HEALTHWATCH HAVERING - REVIEW OF HAVERING GP PRACTICE WEBSITES pdf icon PDF 318 KB

Report by Healthwatch Havering attached for scrutiny by the Sub-Committee.

Minutes:

A director of Healthwatch Havering introduced the report by stating that the move of many GP appointments from face to face to an on-line basis had led the organisation to undertake a review of GP websites. The websites of all 45 GP practices in Havering were visited by Healthwatch on at least three occasions each. Key issues considered as part of the review were to consider the ease of access to GP websites and the level of information on the sites.

 

It was noted that a significant proportion of people were affected by digital exclusion due to e.g. a lack of an internet connection or the cost of laptops etc.

 

Healthwatch looked at if a GP practice had its own website, opening hours were clear, face to face appointments were available and there was a facility to cancel appointments. It was found that 10 Havering GP practices used the NHS Choices website. Seven GP websites made no mention at all of Covid-19. Only around half of the websites indicated face to face consultations being available despite Healthwatch being told by the CCG that this would be the case.

 

It was also not east in some cases to cancel appointments on line. In around 40% of cases, general information on health and wellbeing was not easily found on the website. Only 3 Havering GP websites had facilities for people with sight difficulties and 2 had any facility for people with learning disabilities.

 

It was noted that there was in fact no obligation on GPs to have their own website.

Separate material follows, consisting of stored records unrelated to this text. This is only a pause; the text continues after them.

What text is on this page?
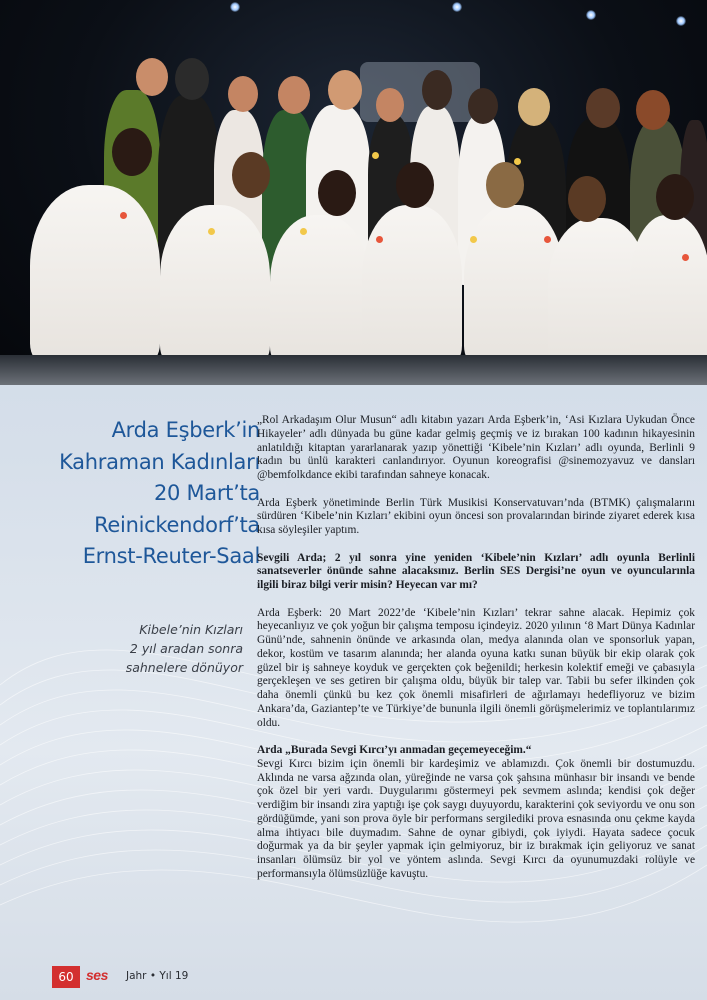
Arda Eşberk’in
Kahraman Kadınları
20 Mart’ta
Reinickendorf’ta
Ernst-Reuter-Saal
Kibele’nin Kızları
2 yıl aradan sonra
sahnelere dönüyor

„Rol Arkadaşım Olur Musun“ adlı kitabın yazarı Arda Eşberk’in, ‘Asi Kızlara Uykudan Önce Hikayeler’ adlı dünyada bu güne kadar gelmiş geçmiş ve iz bırakan 100 kadının hikayesinin anlatıldığı kitaptan yararlanarak yazıp yönettiği ‘Kibele’nin Kızları’ adlı oyunda, Berlinli 9 kadın bu ünlü karakteri canlandırıyor. Oyunun koreografisi @sinemozyavuz ve dansları @bemfolkdance ekibi tarafından sahneye konacak.

Arda Eşberk yönetiminde Berlin Türk Musikisi Konservatuvarı’nda (BTMK) çalışmalarını sürdüren ‘Kibele’nin Kızları’ ekibini oyun öncesi son provalarından birinde ziyaret ederek kısa kısa söyleşiler yaptım.

Sevgili Arda; 2 yıl sonra yine yeniden ‘Kibele’nin Kızları’ adlı oyunla Berlinli sanatseverler önünde sahne alacaksınız. Berlin SES Dergisi’ne oyun ve oyuncularınla ilgili biraz bilgi verir misin? Heyecan var mı?

Arda Eşberk: 20 Mart 2022’de ‘Kibele’nin Kızları’ tekrar sahne alacak. Hepimiz çok heyecanlıyız ve çok yoğun bir çalışma temposu içindeyiz. 2020 yılının ‘8 Mart Dünya Kadınlar Günü’nde, sahnenin önünde ve arkasında olan, medya alanında olan ve sponsorluk yapan, dekor, kostüm ve tasarım alanında; her alanda oyuna katkı sunan büyük bir ekip olarak çok güzel bir iş sahneye koyduk ve gerçekten çok beğenildi; herkesin kolektif emeği ve çabasıyla gerçekleşen ve ses getiren bir çalışma oldu, büyük bir talep var. Tabii bu sefer ilkinden çok daha önemli çünkü bu kez çok önemli misafirleri de ağırlamayı hedefliyoruz ve bizim Ankara’da, Gaziantep’te ve Türkiye’de bununla ilgili önemli görüşmelerimiz ve toplantılarımız oldu.

Arda „Burada Sevgi Kırcı’yı anmadan geçemeyeceğim.“

Sevgi Kırcı bizim için önemli bir kardeşimiz ve ablamızdı. Çok önemli bir dostumuzdu. Aklında ne varsa ağzında olan, yüreğinde ne varsa çok şahsına münhasır bir insandı ve bende çok özel bir yeri vardı. Duygularımı göstermeyi pek sevmem aslında; kendisi çok değer verdiğim bir insandı zira yaptığı işe çok saygı duyuyordu, karakterini çok seviyordu ve onu son gördüğümde, yani son prova öyle bir performans sergilediki prova esnasında onu çekme kayda alma ihtiyacı bile duymadım. Sahne de oynar gibiydi, çok iyiydi. Hayata sadece çocuk doğurmak ya da bir şeyler yapmak için gelmiyoruz, bir iz bırakmak için geliyoruz ve sanat insanları ölümsüz bir yol ve yöntem aslında. Sevgi Kırcı da oyunumuzdaki rolüyle ve performansıyla ölümsüzlüğe kavuştu.

60 ses Jahr • Yıl 19
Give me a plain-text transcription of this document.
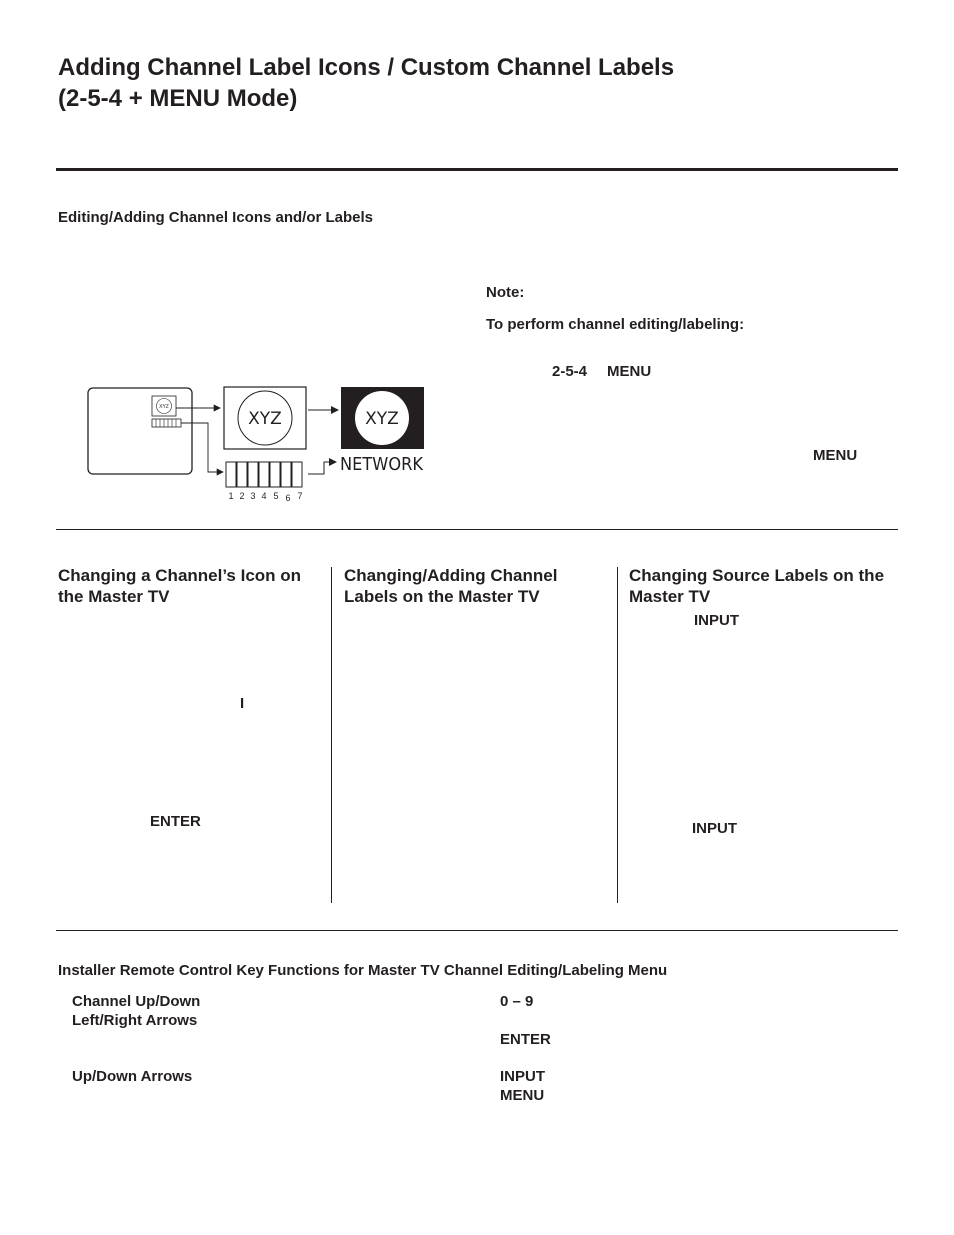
Adding Channel Label Icons / Custom Channel Labels
(2-5-4 + MENU Mode)
Editing/Adding Channel Icons and/or Labels
Note:
To perform channel editing/labeling:
2-5-4 MENU
MENU
XYZ
XYZ	XYZ
1 2 3 4 5 6 7
NETWORK

Changing a Channel’s Icon on
the Master TV

I
ENTER

Changing/Adding Channel
Labels on the Master TV

Changing Source Labels on the
Master TV

INPUT
INPUT
Installer Remote Control Key Functions for Master TV Channel Editing/Labeling Menu
Channel Up/Down
Left/Right Arrows
Up/Down Arrows
0 – 9
ENTER
INPUT
MENU
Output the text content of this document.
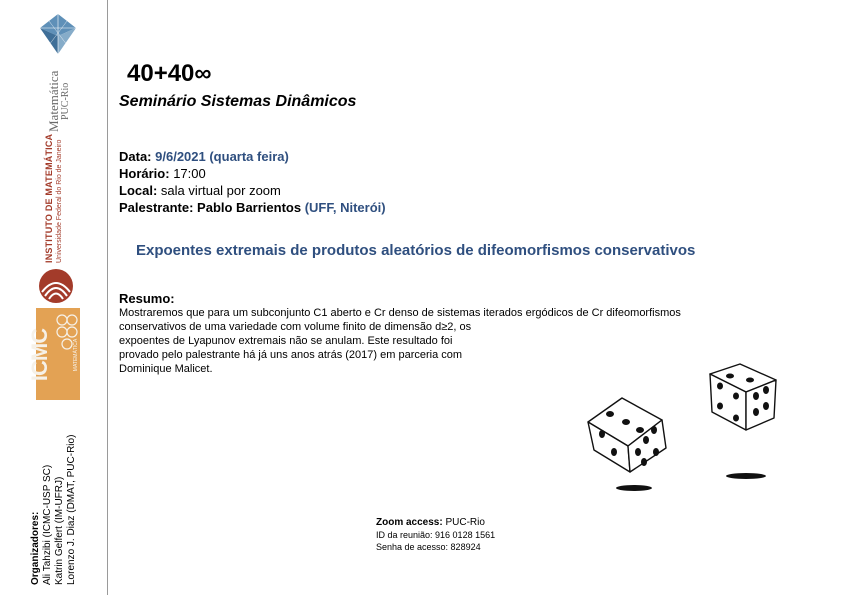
Matemática PUC-Rio
INSTITUTO DE MATEMÁTICA Universidade Federal do Rio de Janeiro
ICMC	MATEMÁTICA
Organizadores: Ali Tahzibi (ICMC-USP SC) Katrin Gelfert (IM-UFRJ) Lorenzo J. Diaz (DMAT, PUC-Rio)
40+40∞
Seminário Sistemas Dinâmicos
Data: 9/6/2021 (quarta feira)
Horário: 17:00
Local: sala virtual por zoom
Palestrante: Pablo Barrientos (UFF, Niterói)
Expoentes extremais de produtos aleatórios de difeomorfismos conservativos
Resumo:
Mostraremos que para um subconjunto C1 aberto e Cr denso de sistemas iterados ergódicos de Cr difeomorfismos
conservativos de uma variedade com volume finito de dimensão d≥2, os
expoentes de Lyapunov extremais não se anulam. Este resultado foi
provado pelo palestrante há já uns anos atrás (2017) em parceria com
Dominique Malicet.
Zoom access: PUC-Rio
ID da reunião: 916 0128 1561
Senha de acesso: 828924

Healthwatch had therefore recommended that Havering CCG worked with GP practices to review GP websites and ensure that GP contractual requirements were kept to.

 

Some GP websites had been found by Healthwatch to be excellent but others much less so. It was felt it would also assist if Practices were known by a single common name. A Member added that appointments could also be easily made via the NHS app.

 

It was clarified that every GP practice was a private business. Many did operate from NHS premises such as the GPs based at the Harold Hill and South Hornchurch Health Centres. A number of local GPs were retiring and this had led to more closures or mergers of Practices. Younger GPs did often prefer to work in larger Practices.

 

The Sub-Committee noted the report from Healthwatch Havering.